It is 8 am and a long line has formed down the outside of the St Ann Bay health centre. A large group huddle against the wall to catch the fast disappearing shade. Everyone has something in common – they all have diabetes. We know this because it’s Wednesday, one of only two days per month that doctors are available to see clients with diabetes. Everyone settles in, they know it’s going to be a long hot day.
The rise of non-communicable diseases (NCD) in Jamaica has meant a dramatic rise in the number of people seeking assistance from regional health centres and hospitals. NCDs such as Cardiovascular Disease, Diabetes and Chronic Lower Respiratory Disease are the leading cause of death and continue to be a major public health burden in Jamaica due to the lifelong treatment and care needed to address these chronic conditions.
In Jamaica, 70% of all deaths are due to one of the four major NCDs (cancer, lung disease, diabetes and heart disease), while many more will continue to live with lifelong disability due to complications as a result of an NCD, requiring regular contact with health centres.
Health centres face multiple challenges such as a lack of personnel, inadequate infrastructure, and outdated information systems, which have led to reduced quality of care, especially for those with chronic conditions. The rise in NCDs has forced a redesign in how health facilities are built, staffed and communicate with citizens, and between health centres and hospitals.
An Integrated Approach
The Pan American Health Organization (PAHO) is assisting the Ministry of Health and Wellness in creating a new integrated model of care where the person is central to the design and operation of the health system. Developed more than two decades ago, the chronic care model is a widely adopted approach to improving ambulatory care that has guided clinical quality initiatives around the world.
Jamaica has established a Health System Strengthening Project with an investment of 100 million USD over five years, which aims to increase the capacity of selected health centres and hospitals to provide comprehensive health promotion, disease prevention and treatment to meet the specific needs of individuals in the community through tailored infrastructure upgrades to facilities, linked information systems and developing standardised levels of care.
The pilot program will include 14 health facilities (11 primary health centres and three hospitals) located in a corridor between Ocho Rios in the north, to Lionel Town in the south.
The new care model is a comprehensive system for organising chronic disease care within the Integrated Health Service Delivery Network (IHSDN), ensuring coordination between health centres and hospitals into the same network. Network integration will allow functionalities in patient registration, health records, laboratory, outpatient scheduling, pharmacy and other relevant services. The implementation of innovative technologies in telehealth, such as remote specialist consultation from clinics and general hospitals, will also be possible.
PAHO’s Ongoing Support
PAHO continues to actively assist MOHW in the development of an integrated health services in the two main components of the Health System Strengthening.
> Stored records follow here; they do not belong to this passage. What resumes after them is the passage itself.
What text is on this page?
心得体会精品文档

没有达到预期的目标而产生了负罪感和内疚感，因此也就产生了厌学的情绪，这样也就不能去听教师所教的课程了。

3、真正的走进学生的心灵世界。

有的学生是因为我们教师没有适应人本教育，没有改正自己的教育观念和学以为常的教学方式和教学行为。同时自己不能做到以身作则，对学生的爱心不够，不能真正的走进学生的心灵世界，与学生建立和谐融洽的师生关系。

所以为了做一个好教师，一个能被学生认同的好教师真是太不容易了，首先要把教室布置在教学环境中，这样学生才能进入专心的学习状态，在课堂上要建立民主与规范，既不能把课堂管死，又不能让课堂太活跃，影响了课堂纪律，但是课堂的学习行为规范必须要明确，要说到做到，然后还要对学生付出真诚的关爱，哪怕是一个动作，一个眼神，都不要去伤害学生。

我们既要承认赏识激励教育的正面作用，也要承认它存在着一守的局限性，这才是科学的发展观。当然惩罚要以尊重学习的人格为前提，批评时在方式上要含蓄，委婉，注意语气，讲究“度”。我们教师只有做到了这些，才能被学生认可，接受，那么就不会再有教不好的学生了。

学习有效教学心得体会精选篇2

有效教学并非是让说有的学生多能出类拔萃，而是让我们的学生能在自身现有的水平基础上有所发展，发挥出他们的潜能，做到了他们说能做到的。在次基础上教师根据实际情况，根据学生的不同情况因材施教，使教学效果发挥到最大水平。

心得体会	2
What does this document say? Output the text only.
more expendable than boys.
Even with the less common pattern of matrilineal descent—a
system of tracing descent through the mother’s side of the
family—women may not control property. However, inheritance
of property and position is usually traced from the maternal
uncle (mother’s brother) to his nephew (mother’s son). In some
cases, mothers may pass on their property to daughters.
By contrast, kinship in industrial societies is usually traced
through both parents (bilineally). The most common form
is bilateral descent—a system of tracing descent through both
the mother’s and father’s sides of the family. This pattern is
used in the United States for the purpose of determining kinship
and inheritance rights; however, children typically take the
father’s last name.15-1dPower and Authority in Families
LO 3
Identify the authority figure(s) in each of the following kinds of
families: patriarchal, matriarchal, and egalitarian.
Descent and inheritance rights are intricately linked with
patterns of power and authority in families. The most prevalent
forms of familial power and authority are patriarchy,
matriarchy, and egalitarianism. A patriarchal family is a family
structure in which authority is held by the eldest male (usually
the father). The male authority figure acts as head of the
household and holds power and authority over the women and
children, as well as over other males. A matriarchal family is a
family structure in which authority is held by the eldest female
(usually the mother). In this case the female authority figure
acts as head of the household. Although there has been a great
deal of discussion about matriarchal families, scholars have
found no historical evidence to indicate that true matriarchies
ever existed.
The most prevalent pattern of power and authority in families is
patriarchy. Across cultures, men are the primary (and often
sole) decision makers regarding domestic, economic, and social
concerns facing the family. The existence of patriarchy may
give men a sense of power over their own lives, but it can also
First, through the technical support to the MoHW in the development of the Policy of the Care Model for NCDS. The Policy builds on the widely implemented PAHO framework of the Integrated Health Services Network in the Region.
The new model of care aims to strengthening development of Primary Health Care-based health systems, and thus to health services delivery that is more accessible, equitable, efficient, of higher technical quality, and that better fulfils citizens' expectations.
Second, PAHO provides technical support to strengthening information systems for health, by ensuring important steps forward an integrated network of health services. PAHO has supported important advances including
- The current development of the National Strategy on IS4H through a wide participative process.
- The establishment of a National IS4H Steering Committee to ensure the participation of all significant stakeholders in steering the important investments in IS4H.
- Technical guidance for the development of the Personal Health Information Protection Policy for safeguarding patient health data, defining complex issues such as where personal information will be held and for how long.
- Capacity building on standardisation of data to ensure appropriate sharing of information. This includes training on international standards for classification of diseases and health conditions.
Jamaica’s fragmented system of care is currently being transformed and reoriented to provide effective, efficient person centred care, particularly important to tackle NCDS, but also to ensure effective response to the current COVID-19 Pandemic. PAHO will continue to support the MOHW in implementing the new care model, as it will be a welcome change for those needing regular care.